Sechs Wochen lang ließ Winkler ihren Salon geschlossen, aber langweilig war ihr nicht einen einzigen Tag. „Ich hab mich über diese Zeit gefreut, denn ich hatte viel aufzuarbeiten.“
Deutlich schwieriger gestaltete sich die Zeit ab Wiedereröffnung. „Ich bin nicht mit gutem Gefühl angefangen“, sagt Winkler und nennt als Grund die unzureichende Distanz zum Kunden. Sie selbst und ihre Mitarbeiterin hätten Angst gehabt – Angst, sich eventuell über einen Kunden infizieren zu können. „Wir sind den Fischen zum Fraß vorgeworfen worden – so haben wir uns gefühlt“, beschreibt sie die Tage der Unsicherheit. Zur Verdeutlichung sagt sie: Erst habe sie nichtmal mehr in ein Café gehen dürfen – und nun sollte sie mit einem Mal wieder ganz dicht an ihren Friseurkunden dran sein. Andererseits sei ihr natürlich klar gewesen, dass sie irgendwann wieder öffnen musste – das Geld habe wieder hergemusst.
Bereits 14 Tage vor Wiedereröffnung sprach Ute Winkler mit ihrer Enkelin. „Meinst du, du könntest Omi die erste Woche unterstützen?“, fragte sie diese. Die Enkelin sagte ja, übernahm den Telefondienst, trug Termine in den Kalender ein, empfing die Kunden und manches mehr. „Wenn wir sie nicht gehabt hätten, wäre es für uns der Wahnsinn gewesen“, berichtet Winkler.
Rasieren und Bartpflege sind nicht mehr möglich
Seit das Haarstudio wieder geöffnet hat, ist dort vieles anders. Team und Kunden tragen Mund-Nasen-Schutz, jeder Kunde muss sich nach Betreten des Salons die Hände waschen bzw. desinfizieren, Kunden müssen zueinander eineinhalb Meter Mindestabstand einhalten. Vor jeder Behandlung sind die Haare zu waschen, gesichtsnahe Dienstleistungen wie Augenbrauen- und Wimpernfärben, Rasieren und Bartpflege sind nicht mehr möglich. Jeder Kunde hat seine Kontaktdaten zu hinterlassen und wer charakteristische Krankheitssymptome aufweist, darf gar nicht erst rein in den Salon.

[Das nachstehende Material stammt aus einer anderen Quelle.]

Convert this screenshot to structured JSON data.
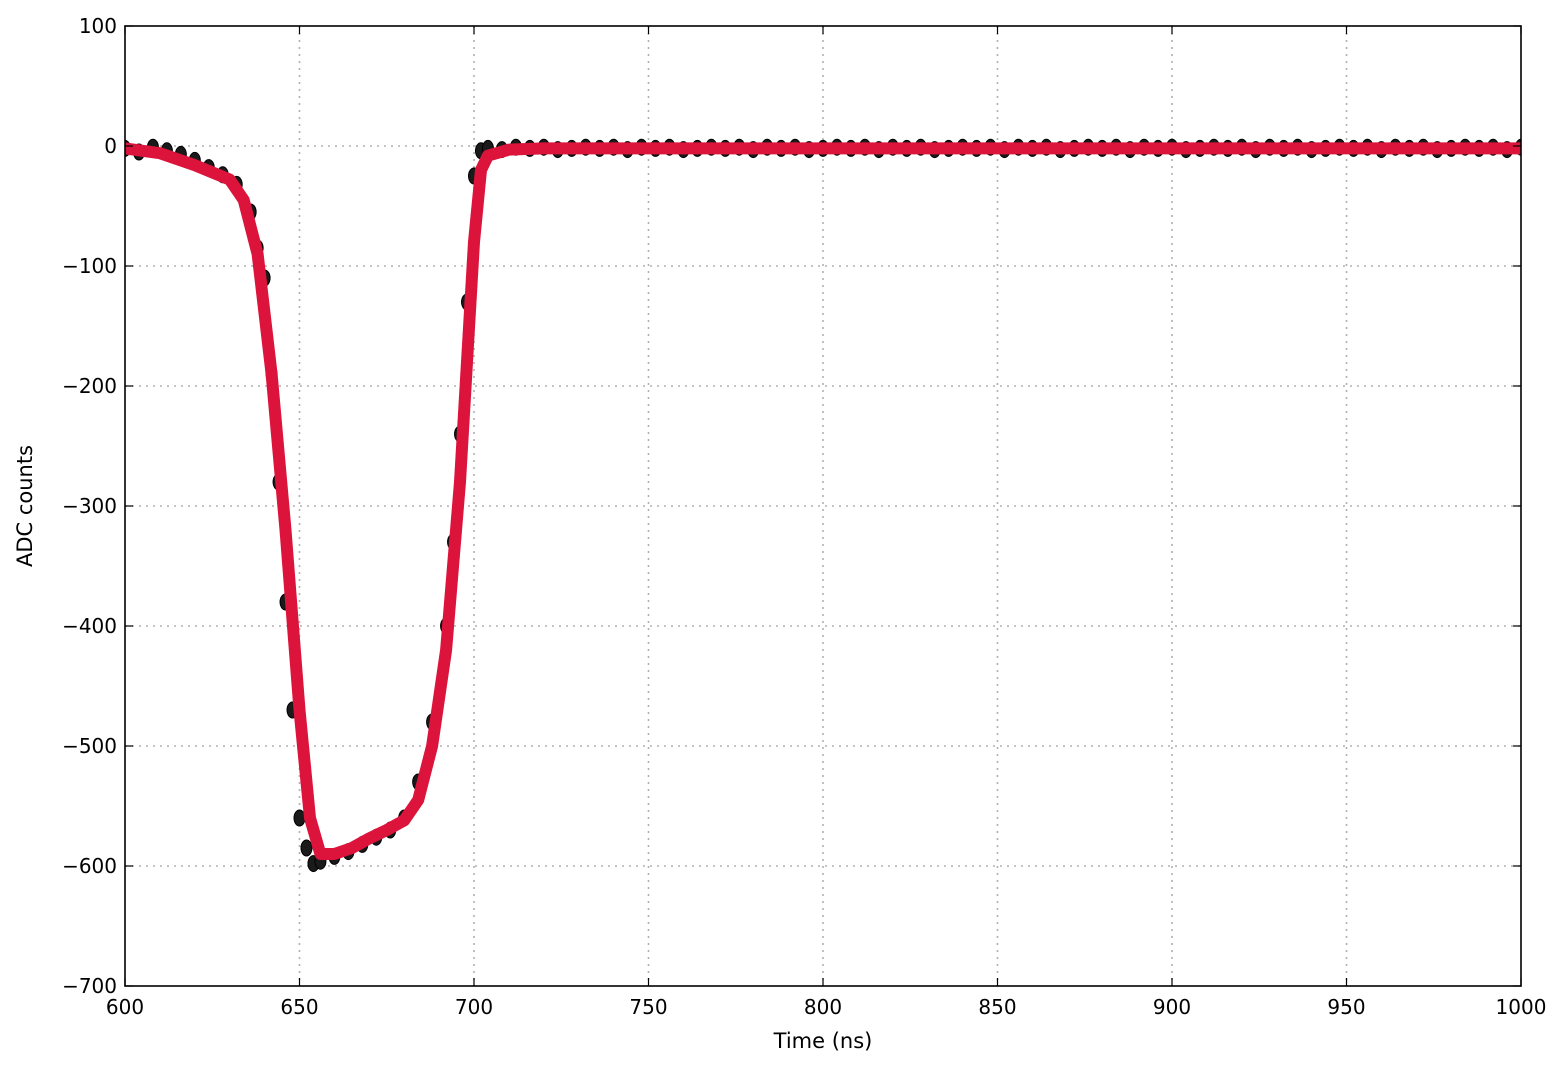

Zwischen den Waschplätzen und an der Kasse befinden sich jetzt Plexiglaswände, Zeitschriften und Getränke sind aus dem Salon verbannt, bezahlen sollen die Kunden mit Karte. Was Ute Winkler ärgert: Ausgerechnet ein paar Geschäftsmänner seien ihr mit der Antwort gekommen, dass sie keine Karte hätten. Dabei gehe es doch um die Gesundheit aller.
Und wie sahen die Kundinnen und Kunden aus, als sie nach langer Zeit endlich das erste Mal wieder zu Ute Winkler ins Haarstudio kommen durften? „Die Frauen haben sich was einfallen lassen, die haben zum Beispiel Spangen benutzt oder sich Zöpfe gebunden“, erinnert sich Winkler. Und die Herren der Schöpfung? Winkler muss lachen: „Die Männer sahen ein bisschen aus wie Struwwelpeter.“ Allerdings nur ein Teil von ihnen, bei anderen hätten deren Frauen die Haarschneidemaschine angesetzt.
Ute Winkler berichtet abschließend, für Frauen und Männer habe gleichermaßen eines gegolten: „Alle waren sehr froh, dass ich wieder aufhatte. Und sie haben keine Angst gehabt – die Angst war nur auf unserer Seite.“
Immerhin: Nach drei Tagen habe sich die Angst, sich möglicherweise infizieren zu können, sowohl bei Winkler als auch bei ihrer Angestellten gelegt, erinnert sich die Salonchefin.